# Would you ...



## an_doer (Oct 1, 2014)

poll question..
Would you ride this ?
yes 
no 
maybe
post your type

hope this is correct


----------



## an_doer (Oct 1, 2014)

estp


----------



## Coopsickle (Sep 12, 2014)

yes....INTJ


----------



## Stasis (May 6, 2014)

Never. INTJ.


----------



## with water (Aug 13, 2014)

Yes INTJ


----------



## Deejaz (Feb 19, 2014)

not when I'm alive.

That doesn't mean after I die you can get my corpse and let it ride away. Still No. disturbing.

INFJ.


----------



## Agelastos (Jun 1, 2014)

I don't like roller coasters, so no.


----------



## GoosePeelings (Nov 10, 2013)

Nah, IxTP.


----------



## EMWUZX (Oct 2, 2014)

Depends on the safety and statistics. If it has similar safety features to other well known roller coasters, then yeah, I'd ride it. If, however, it doesn't have good safety features, and it has caused the deaths of 17 newborn puppies, then no, I wouldn't ride it.
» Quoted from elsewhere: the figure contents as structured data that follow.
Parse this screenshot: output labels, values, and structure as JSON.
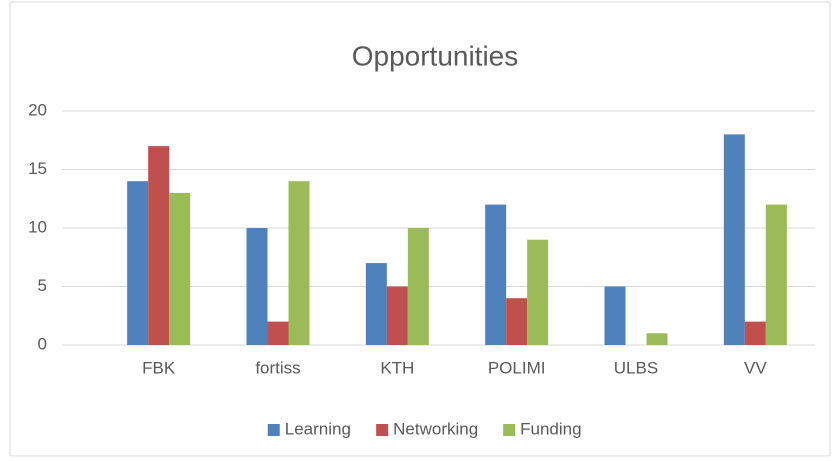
{
  "chart_data": {
    "type": "bar",
    "title": "Opportunities",
    "categories": [
      "FBK",
      "fortiss",
      "KTH",
      "POLIMI",
      "ULBS",
      "VV"
    ],
    "series": [
      {
        "name": "Learning",
        "color": "#4f81bd",
        "values": [
          14,
          10,
          7,
          12,
          5,
          18
        ]
      },
      {
        "name": "Networking",
        "color": "#c0504d",
        "values": [
          17,
          2,
          5,
          4,
          0,
          2
        ]
      },
      {
        "name": "Funding",
        "color": "#9bbb59",
        "values": [
          13,
          14,
          10,
          9,
          1,
          12
        ]
      }
    ],
    "ylim": [
      0,
      20
    ],
    "yticks": [
      0,
      5,
      10,
      15,
      20
    ],
    "grid": true,
    "legend": "bottom"
  }
}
EDIT: Forgot to put in my type: ENTJ


----------



## Arcane (Oct 9, 2014)

No way in hell. 

I hate roller-coasters. No.

INTJ


----------



## tanstaafl28 (Sep 10, 2012)

Sure. ENTP.


----------



## Sirius Black (Sep 28, 2014)

Sure, ESTJ


----------



## Loaf (Mar 27, 2014)

Yes, ISTP.


----------



## Grandmaster Yoda (Jan 18, 2014)

It's a possibility in a sea of possibilities that have not yet or may not convert into actualized events. INTP.


----------



## The Exception (Oct 26, 2010)

Only if you paid me.


----------



## perpetuallyreticent (Sep 24, 2014)

Maybe?... Looking at it gives me the most debilitating fear ever. But I'd consider it. I'd probably cry as soon as I got on, though. 

ISFP.


----------



## 1000BugsNightSky (May 8, 2014)

I'd say no, but my mind is so easily convinced on these rides... If someone whom I trusted said that's it's not that bad & really pushed me to ride it, I might just go. 
That's how I started going on all of the big rides on at the amusement park near my town-- but they don't compare to that, lol.

-M., INTP


----------



## lightwing (Feb 17, 2013)

Maybe, but probably not...ISTJ


----------



## Clyme (Jul 17, 2014)

Hah, no, never.

INTJ.


----------



## lawsfallmute (Oct 15, 2014)

Oh hell no. INTJ.


----------